Friends, donors, countrymen—my name is Jacob Downey, Student Editor of Teens in Print’s Arts and Entertainment Section. My interests include writing, over-analyzing song lyrics, and long walks on the beach. Roughly two years ago, in an old flannel I was pretty sure would pass for a dress shirt, I stumbled into Teens in Print’s Summer Journalism Institute—a program that would open more doors for me than I’d ever thought a summer job could. After several weeks of writing about how secretly genius Green Day lyrics are, I remember nervously asking the program director, Carla Gualdron, if I was allowed to stick around for the school year. Considering I’m still around two years later, you can guess how she responded.

After writing article after article about everything from bands, to net neutrality, to the subtle woke-ness of the X-Men, a few veteran Teens in Print students and I, as Carla put it, “inherited” positions on the TiP editorial board. As co-editor of the Arts and Entertainment section of our paper, it was my fellow editors and my responsibility to make decisions regarding the format of the paper, line edit the articles of fellow TiPsters, and represent Teens in Print at a variety of events all around the city. When asked to be a part of the editorial board, I was anticipating finally taking my role as Teens in Print’s “Lois Lane.” And while unfortunately I found no “Clark Kent,” my experience as an editor definitely opened my eyes to an opportunity an angsty guy from Southie would never have gotten otherwise.

“Not Just for Nerds” (above) appeared in the 9/18 issue of Teens in Print

 I found myself working to not just contribute to the paper that had become a regular talking point at every dinner table conversation, but to sculpt it to better reflect the teenage mindset. We sectioned articles into areas we felt our teenage audience would gravitate toward and even published our brainchild, the first ever TiP “Can’t Miss List,” a list of current and upcoming movies, books, and events that got our teenage seal of approval. A personal highlight for me was the line editing and fact checking that made up a majority of the position. It was enlightening in a way to be able to guide the children away from the mistakes I’d made time and time again in my early months of student journalism. And correcting people had always been a hobby of mine—what wasn’t to love? 

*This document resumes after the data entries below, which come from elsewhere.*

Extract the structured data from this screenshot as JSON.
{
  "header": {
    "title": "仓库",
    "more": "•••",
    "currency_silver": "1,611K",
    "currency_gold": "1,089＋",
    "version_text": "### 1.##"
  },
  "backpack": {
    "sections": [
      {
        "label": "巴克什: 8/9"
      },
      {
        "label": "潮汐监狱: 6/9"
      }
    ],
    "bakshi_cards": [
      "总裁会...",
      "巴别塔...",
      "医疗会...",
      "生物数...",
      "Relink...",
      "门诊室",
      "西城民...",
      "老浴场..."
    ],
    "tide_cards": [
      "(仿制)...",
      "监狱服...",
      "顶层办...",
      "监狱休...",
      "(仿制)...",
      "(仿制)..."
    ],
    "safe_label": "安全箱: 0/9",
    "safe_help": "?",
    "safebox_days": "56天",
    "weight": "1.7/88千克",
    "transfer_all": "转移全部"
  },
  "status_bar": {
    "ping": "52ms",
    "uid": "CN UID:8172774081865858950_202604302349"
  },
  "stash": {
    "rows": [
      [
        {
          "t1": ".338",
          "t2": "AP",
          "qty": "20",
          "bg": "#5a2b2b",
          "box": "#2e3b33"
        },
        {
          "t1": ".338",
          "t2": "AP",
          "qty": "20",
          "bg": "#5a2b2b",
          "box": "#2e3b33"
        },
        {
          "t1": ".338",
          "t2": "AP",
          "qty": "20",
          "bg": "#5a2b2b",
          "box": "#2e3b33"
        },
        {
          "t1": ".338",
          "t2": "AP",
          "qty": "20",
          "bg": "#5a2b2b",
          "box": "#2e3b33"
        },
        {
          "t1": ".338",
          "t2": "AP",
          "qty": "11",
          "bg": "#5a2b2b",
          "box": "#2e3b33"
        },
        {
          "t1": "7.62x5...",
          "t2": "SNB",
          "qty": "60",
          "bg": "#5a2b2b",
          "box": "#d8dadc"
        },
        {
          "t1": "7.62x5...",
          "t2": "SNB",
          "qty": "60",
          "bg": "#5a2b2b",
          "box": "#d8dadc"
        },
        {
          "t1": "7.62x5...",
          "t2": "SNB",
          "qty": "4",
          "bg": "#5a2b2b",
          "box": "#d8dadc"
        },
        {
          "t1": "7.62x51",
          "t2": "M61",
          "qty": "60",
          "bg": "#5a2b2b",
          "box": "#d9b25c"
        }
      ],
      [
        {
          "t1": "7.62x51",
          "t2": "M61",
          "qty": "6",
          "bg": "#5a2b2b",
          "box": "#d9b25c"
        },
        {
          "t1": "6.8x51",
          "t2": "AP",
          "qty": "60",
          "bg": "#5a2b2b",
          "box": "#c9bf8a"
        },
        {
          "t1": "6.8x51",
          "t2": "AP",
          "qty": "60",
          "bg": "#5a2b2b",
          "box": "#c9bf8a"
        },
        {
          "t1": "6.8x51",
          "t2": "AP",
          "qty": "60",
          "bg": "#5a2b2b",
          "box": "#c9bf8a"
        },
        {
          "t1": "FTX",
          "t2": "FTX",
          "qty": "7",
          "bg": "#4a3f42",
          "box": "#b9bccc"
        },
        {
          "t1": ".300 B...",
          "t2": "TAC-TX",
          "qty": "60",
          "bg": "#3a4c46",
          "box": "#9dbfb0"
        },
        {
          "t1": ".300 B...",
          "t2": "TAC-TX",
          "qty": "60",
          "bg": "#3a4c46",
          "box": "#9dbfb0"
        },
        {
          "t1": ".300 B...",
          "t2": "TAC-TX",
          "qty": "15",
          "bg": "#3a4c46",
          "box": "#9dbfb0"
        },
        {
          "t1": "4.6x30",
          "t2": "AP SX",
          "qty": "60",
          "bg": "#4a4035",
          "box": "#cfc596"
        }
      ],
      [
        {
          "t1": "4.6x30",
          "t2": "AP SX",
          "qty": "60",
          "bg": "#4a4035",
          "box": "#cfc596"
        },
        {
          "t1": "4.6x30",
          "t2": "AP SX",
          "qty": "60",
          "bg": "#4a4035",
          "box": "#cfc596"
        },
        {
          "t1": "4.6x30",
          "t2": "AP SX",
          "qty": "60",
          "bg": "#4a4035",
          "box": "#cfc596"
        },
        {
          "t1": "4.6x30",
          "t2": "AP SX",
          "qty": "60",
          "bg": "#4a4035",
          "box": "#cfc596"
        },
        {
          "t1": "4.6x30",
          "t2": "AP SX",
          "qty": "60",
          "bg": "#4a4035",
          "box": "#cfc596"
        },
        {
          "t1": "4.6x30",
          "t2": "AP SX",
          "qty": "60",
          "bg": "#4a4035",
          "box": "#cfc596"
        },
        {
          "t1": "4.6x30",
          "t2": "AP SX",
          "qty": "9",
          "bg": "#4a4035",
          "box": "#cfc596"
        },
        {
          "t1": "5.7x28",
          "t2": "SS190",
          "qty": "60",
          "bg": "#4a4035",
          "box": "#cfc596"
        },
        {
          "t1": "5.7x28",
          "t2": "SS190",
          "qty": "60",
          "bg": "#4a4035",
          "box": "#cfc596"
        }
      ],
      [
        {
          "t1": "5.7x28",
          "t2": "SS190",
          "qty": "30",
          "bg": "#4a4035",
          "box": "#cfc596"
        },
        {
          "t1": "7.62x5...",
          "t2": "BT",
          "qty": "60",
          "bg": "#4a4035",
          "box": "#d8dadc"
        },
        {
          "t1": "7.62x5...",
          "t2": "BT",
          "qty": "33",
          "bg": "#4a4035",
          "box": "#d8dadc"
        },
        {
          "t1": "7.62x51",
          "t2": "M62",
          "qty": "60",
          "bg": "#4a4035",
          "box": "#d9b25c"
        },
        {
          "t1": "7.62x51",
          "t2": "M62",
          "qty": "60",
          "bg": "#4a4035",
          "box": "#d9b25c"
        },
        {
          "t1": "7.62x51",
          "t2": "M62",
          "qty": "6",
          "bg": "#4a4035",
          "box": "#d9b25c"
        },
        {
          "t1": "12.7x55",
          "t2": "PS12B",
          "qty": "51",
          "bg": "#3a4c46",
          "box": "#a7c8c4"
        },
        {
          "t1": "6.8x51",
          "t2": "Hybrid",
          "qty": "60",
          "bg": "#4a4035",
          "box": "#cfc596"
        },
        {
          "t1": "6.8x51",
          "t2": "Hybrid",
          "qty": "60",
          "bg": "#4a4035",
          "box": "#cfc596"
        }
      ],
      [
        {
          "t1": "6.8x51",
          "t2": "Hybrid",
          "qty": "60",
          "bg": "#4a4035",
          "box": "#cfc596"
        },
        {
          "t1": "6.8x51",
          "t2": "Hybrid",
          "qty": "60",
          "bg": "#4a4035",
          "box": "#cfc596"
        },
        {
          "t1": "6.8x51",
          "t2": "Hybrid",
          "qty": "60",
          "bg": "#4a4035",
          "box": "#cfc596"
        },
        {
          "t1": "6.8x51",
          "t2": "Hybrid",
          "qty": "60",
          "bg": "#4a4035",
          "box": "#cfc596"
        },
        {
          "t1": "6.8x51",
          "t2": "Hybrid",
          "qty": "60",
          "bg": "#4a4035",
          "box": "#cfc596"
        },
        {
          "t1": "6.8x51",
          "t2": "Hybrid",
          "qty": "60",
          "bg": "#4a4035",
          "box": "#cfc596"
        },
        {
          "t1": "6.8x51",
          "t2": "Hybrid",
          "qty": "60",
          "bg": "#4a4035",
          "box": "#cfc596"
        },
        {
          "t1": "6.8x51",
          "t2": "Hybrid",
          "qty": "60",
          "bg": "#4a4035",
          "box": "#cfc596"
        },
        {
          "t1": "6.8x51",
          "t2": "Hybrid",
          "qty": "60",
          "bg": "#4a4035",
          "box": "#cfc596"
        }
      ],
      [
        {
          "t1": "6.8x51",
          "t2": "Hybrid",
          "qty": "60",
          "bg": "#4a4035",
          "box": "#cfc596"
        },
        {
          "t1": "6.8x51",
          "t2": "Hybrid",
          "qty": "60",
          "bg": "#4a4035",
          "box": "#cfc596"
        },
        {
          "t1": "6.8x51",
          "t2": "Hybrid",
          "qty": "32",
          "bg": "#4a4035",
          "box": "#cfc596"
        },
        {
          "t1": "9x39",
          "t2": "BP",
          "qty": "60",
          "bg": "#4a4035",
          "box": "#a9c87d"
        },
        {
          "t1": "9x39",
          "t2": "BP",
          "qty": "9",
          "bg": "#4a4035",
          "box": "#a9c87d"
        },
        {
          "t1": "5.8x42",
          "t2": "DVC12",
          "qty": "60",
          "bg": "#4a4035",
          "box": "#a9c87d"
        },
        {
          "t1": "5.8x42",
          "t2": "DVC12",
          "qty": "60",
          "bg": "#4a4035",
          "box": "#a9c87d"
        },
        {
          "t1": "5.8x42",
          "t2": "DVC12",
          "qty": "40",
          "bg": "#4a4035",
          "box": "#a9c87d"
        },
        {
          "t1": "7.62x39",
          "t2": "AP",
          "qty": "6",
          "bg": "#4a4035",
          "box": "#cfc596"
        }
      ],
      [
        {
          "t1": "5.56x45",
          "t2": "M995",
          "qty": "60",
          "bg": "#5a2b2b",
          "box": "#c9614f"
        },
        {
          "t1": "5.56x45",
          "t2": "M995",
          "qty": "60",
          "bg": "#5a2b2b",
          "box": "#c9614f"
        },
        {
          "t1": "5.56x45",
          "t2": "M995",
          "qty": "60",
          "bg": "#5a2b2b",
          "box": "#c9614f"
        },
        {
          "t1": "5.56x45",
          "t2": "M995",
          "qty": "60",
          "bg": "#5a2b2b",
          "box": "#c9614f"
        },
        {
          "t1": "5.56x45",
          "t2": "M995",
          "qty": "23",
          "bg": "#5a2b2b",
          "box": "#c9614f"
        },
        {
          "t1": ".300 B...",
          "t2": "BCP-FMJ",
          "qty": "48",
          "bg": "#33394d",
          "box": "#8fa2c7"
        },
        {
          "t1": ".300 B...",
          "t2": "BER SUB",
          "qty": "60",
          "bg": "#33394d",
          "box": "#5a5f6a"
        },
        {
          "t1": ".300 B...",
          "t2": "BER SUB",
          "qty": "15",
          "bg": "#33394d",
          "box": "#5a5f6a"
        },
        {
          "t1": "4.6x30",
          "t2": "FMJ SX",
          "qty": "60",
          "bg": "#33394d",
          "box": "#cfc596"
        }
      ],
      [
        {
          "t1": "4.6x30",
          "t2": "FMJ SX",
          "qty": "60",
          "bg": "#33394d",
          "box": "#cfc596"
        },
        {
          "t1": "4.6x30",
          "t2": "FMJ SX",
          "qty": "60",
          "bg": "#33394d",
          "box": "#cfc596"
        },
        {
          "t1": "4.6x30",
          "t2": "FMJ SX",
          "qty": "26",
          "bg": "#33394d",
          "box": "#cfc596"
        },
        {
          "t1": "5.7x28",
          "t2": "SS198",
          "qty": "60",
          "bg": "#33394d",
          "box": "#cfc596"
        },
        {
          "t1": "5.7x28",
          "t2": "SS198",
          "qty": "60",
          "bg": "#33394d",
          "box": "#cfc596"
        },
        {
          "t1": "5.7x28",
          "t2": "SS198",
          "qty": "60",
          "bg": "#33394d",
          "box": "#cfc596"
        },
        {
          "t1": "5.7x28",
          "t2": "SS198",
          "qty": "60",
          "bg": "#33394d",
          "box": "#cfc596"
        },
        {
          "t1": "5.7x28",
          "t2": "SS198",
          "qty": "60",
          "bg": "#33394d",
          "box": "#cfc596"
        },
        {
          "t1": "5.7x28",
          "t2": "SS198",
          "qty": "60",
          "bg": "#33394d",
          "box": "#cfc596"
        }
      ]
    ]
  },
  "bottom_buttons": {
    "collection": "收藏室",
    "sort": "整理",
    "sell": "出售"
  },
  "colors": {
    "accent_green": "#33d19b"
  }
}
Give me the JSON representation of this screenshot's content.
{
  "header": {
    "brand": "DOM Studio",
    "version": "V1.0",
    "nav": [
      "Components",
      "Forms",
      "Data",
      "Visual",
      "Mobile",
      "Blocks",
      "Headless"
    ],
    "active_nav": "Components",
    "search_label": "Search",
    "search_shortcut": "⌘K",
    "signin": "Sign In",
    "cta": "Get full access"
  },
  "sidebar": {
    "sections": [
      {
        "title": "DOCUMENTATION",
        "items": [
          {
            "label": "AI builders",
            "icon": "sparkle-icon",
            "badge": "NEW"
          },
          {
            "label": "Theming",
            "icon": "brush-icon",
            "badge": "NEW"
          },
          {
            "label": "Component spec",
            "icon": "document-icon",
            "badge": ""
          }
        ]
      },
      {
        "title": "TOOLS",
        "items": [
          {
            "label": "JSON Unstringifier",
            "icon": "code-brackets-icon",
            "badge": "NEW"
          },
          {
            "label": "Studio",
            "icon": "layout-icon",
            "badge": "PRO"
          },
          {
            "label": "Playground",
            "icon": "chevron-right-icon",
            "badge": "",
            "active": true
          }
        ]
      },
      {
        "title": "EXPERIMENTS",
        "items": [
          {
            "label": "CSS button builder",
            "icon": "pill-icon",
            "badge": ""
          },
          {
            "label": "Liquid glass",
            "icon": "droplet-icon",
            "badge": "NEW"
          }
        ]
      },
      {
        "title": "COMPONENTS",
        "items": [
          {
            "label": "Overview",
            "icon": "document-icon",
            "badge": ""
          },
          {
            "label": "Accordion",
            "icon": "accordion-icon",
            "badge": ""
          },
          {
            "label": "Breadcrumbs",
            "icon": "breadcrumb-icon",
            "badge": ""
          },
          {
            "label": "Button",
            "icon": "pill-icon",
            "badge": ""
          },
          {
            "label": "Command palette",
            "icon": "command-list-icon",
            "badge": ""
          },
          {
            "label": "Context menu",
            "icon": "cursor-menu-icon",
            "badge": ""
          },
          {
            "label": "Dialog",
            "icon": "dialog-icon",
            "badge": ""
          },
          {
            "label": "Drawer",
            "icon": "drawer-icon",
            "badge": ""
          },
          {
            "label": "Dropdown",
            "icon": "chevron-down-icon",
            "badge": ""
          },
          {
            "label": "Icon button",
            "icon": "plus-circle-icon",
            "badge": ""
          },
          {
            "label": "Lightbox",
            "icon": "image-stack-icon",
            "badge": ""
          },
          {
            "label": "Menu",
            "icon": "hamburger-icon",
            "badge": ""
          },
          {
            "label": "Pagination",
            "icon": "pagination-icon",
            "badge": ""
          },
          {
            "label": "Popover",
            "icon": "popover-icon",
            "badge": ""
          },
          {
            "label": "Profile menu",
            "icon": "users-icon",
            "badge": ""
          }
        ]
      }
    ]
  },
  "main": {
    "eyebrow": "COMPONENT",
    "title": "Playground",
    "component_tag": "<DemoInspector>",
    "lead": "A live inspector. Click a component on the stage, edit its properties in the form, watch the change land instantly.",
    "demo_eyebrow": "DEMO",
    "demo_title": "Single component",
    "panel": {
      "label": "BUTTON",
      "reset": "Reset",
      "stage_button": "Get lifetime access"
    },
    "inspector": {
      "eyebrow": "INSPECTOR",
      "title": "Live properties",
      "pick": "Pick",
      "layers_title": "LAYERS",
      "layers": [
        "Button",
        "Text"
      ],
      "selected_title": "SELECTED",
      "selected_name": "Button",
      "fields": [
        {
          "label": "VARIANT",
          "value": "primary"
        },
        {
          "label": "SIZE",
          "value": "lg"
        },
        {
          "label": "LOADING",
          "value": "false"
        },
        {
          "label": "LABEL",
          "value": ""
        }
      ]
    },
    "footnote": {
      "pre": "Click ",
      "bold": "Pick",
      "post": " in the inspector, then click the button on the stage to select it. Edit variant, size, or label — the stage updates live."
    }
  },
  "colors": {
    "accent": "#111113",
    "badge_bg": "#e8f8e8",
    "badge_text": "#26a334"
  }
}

During this time, I was also given the opportunity produce some of my best work yet: reviews of Bohemian Rhapsody and Into The Spiderverse. (Note: now we put links to the website to draw the readers in hook, line, and sinker.) Writing a review was one thing, but being invited to an early press screening and seeing the real influence of my article was the most invigorating experience of my writing career. It drove me to put more and more effort into the four articles I ended up contributing, one of which even won me my first Rising Voices award: a fancy frame, a cute little stamp proving that I’m the superior writer, and $100 to boot.

Three students holding rising voices framed awards
Jacob holds his Rising Voices Award, a recognition of his skillful writing in the January 2019 issue of Teens in Print

Being on the Teens in Print editorial board was ultimately an important lesson in responsibility and leadership, as I found myself a role model of sorts to aspiring TiPsters as they began their journey into the tribulation known as “High School.” The experiences I’ve gained being an editor have further motivated me to pursue a career in journalism. So a few years from now when I’m winning a Pulitzer for my gripping story on the rise, fall, and return of early 2000’s rock outfit My Chemical Romance, my legions of fans and I will have none other than the Teens in Print editorial board to thank.